Isaac frissonna. Ces deux mots, si simples, le touchèrent en plein cœur parce qu'il entendait leur sens caché avec une clarté folle. Et il voulut s'approcher. Pas pour lui prendre le peu d'énergie qu'il lui restait, non, mais bien pour lui remettre ses gants. Néanmoins, c'était une très mauvaise idée et il le savait, alors il s'efforça de ne pas bouger. Secoua brusquement la tête.
- Non, non et non. Je ne te toucherai pas, je ne te prendrai rien, vraiment, c'est pas mon but et je… Juste non.
- Fais pas le gentil avec ta gueule d'ange, soupira le châtain. Tu peux tromper qui tu veux, mais pas moi…
Isaac serra le poing. Il n'était pas en colère, du moins pas contre lui. La méfiance était on ne peut plus normale dans son cas, simplement… Le bouclé savait ce que cela faisait, d'être brisé et de ne plus accorder sa confiance à personne. Bien évidemment, leurs situations différaient fortement et les comparer serait une erreur. Néanmoins, il savait qu'il devrait partir de ce point qu'ils avaient en commun pour l'aider. Alors, il se contrôla, se fit violence pour ne pas s'approcher et l'étreindre pour lui montrer qu'il n'était pas méchant. Isaac était comme ça : pour lui, le contact était roi.

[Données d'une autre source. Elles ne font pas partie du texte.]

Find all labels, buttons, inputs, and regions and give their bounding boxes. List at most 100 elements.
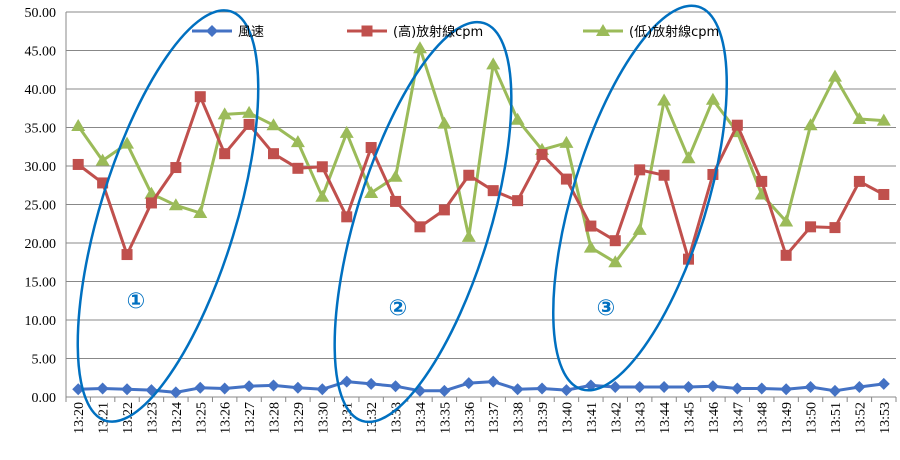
x-tick-label: 13:20: [72, 402, 87, 434]
x-tick-label: 13:29: [292, 402, 307, 434]
data-point: [414, 221, 426, 233]
data-point: [805, 221, 817, 233]
y-tick-label: 15.00: [25, 276, 57, 291]
data-point: [609, 235, 621, 247]
data-point: [536, 382, 549, 395]
legend-label: (高)放射線cpm: [393, 24, 483, 40]
annotation-label: ③: [597, 296, 616, 321]
data-point: [365, 377, 378, 390]
data-point: [756, 175, 768, 187]
data-point: [169, 386, 182, 399]
series-line: [76, 46, 884, 264]
series-line: [78, 380, 884, 394]
data-point: [218, 382, 231, 395]
data-point: [779, 214, 794, 227]
data-point: [292, 162, 304, 174]
series-2: [71, 41, 891, 268]
y-tick-label: 35.00: [25, 122, 57, 137]
series-1: [72, 91, 890, 265]
data-point: [194, 91, 206, 103]
data-point: [361, 25, 373, 37]
data-point: [877, 377, 890, 390]
x-tick-label: 13:31: [341, 402, 356, 434]
x-tick-label: 13:32: [365, 402, 380, 434]
x-tick-label: 13:23: [145, 402, 160, 434]
data-point: [461, 229, 476, 242]
axes: [65, 12, 897, 402]
data-point: [121, 383, 134, 396]
data-point: [170, 162, 182, 174]
x-tick-label: 13:27: [243, 402, 258, 434]
data-point: [780, 383, 793, 396]
data-point: [315, 189, 330, 202]
legend-item: (高)放射線cpm: [347, 24, 483, 40]
x-tick-label: 13:51: [829, 402, 844, 434]
x-tick-labels: 13:20 13:21 13:22 13:23 13:24 13:25 13:26 13:27…: [72, 402, 893, 434]
x-tick-label: 13:38: [512, 402, 527, 434]
x-tick-label: 13:33: [390, 402, 405, 434]
data-point: [608, 255, 623, 268]
x-tick-label: 13:30: [316, 402, 331, 434]
data-point: [681, 151, 696, 164]
y-tick-label: 40.00: [25, 83, 57, 98]
data-point: [559, 135, 574, 148]
data-point: [462, 377, 475, 390]
x-tick-label: 13:45: [683, 402, 698, 434]
data-point: [560, 384, 573, 397]
data-point: [707, 168, 719, 180]
data-point: [341, 211, 353, 223]
data-point: [512, 195, 524, 207]
legend: 風速 (高)放射線cpm (低)放射線cpm: [192, 24, 719, 40]
x-tick-label: 13:44: [658, 402, 673, 434]
x-tick-label: 13:21: [97, 402, 112, 434]
data-point: [316, 383, 329, 396]
x-tick-label: 13:41: [585, 402, 600, 434]
data-point: [657, 93, 672, 106]
y-tick-label: 0.00: [32, 391, 57, 406]
data-point: [412, 41, 427, 54]
series-0: [72, 375, 890, 399]
data-point: [876, 113, 891, 126]
data-point: [731, 119, 743, 131]
data-point: [194, 381, 207, 394]
data-point: [511, 383, 524, 396]
x-tick-label: 13:52: [853, 402, 868, 434]
data-point: [803, 118, 818, 131]
y-tick-label: 45.00: [25, 45, 57, 60]
annotation-ellipse: [333, 20, 513, 424]
data-point: [242, 105, 257, 118]
y-tick-label: 30.00: [25, 160, 57, 175]
data-point: [705, 92, 720, 105]
data-point: [633, 380, 646, 393]
x-tick-label: 13:28: [268, 402, 283, 434]
x-tick-label: 13:40: [560, 402, 575, 434]
x-tick-label: 13:50: [805, 402, 820, 434]
data-point: [583, 240, 598, 253]
y-tick-label: 50.00: [25, 6, 57, 21]
data-point: [291, 381, 304, 394]
y-tick-labels: 0.00 5.00 10.00 15.00 20.00 25.00 30.00 35.00 40…: [25, 6, 57, 406]
data-point: [388, 169, 403, 182]
legend-item: (低)放射線cpm: [583, 24, 719, 40]
x-tick-label: 13:35: [438, 402, 453, 434]
data-point: [316, 161, 328, 173]
data-point: [609, 380, 622, 393]
data-point: [365, 142, 377, 154]
data-point: [706, 380, 719, 393]
data-point: [96, 382, 109, 395]
x-tick-label: 13:42: [609, 402, 624, 434]
data-point: [585, 220, 597, 232]
legend-item: 風速: [192, 25, 264, 40]
data-point: [290, 135, 305, 148]
data-point: [827, 69, 842, 82]
data-point: [243, 118, 255, 130]
x-tick-label: 13:46: [707, 402, 722, 434]
x-tick-label: 13:39: [536, 402, 551, 434]
data-point: [390, 195, 402, 207]
data-point: [510, 112, 525, 125]
x-tick-label: 13:53: [878, 402, 893, 434]
data-point: [95, 153, 110, 166]
data-point: [168, 198, 183, 211]
data-point: [72, 158, 84, 170]
data-point: [780, 249, 792, 261]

Il aidait les gens à se raccrocher à la réalité et, dans sa forme la plus pure, prenait le relais des mots lorsque ceux-ci atteignaient leur limite.
Au départ, Isaac avait été des plus réticents à accepter la protection de Derek et puis celui-ci, même si ce n'était pas son genre, l'avait pris une fois dans ses bras. Une seule et unique fois. Le geste, s'il paraissait stupide, avait fait son effet puisqu'Isaac, dans sa vie, n'en avait jamais connu de pareils depuis la mort de sa mère. Et il s'était rendu compte à ce moment précis qu'il avait besoin de ce genre de choses pour avancer. Ses amis le savaient. Derek le savait. Alors, à défaut d'étreintes protectrices, il posait de temps à autres une main sur son épaule, tout comme il lui arrivait de lui ébouriffer les cheveux. C'était léger, mais assez pour lui montrer qu'il savait ce dont il avait besoin. C'était sa manière à lui de l'aider. Et quand Isaac voyait ce que sa meute avait fait pour lui, il se disait qu'il pouvait forcément rendre la pareille à ce châtain qui était autant dans le besoin que lui à l'époque.
Oui, mais encore une fois, le cas n'était pas le même.
Peu importe.
- Ici, tu n'as plus rien à craindre et je te prouverai que tu peux nous faire confiance.
Sur ces paroles pas vraiment réfléchies et un peu maladroites, Isaac décida de le laisser tranquille, de le laisser se reposer un peu et ce, sans jamais se retourner. Le bouclé n'était pas idiot et sa visite, légèrement bancale sur les bords. Mais, loin d'être défaitiste, il savait qu'il insisterait, qu'il ferait tout pour le tirer vers le haut. Parce qu'il était comme ça, Isaac, et qu'il aimait déjà bien ce châtain à la langue bien pendue malgré sa vulnérabilité actuelle.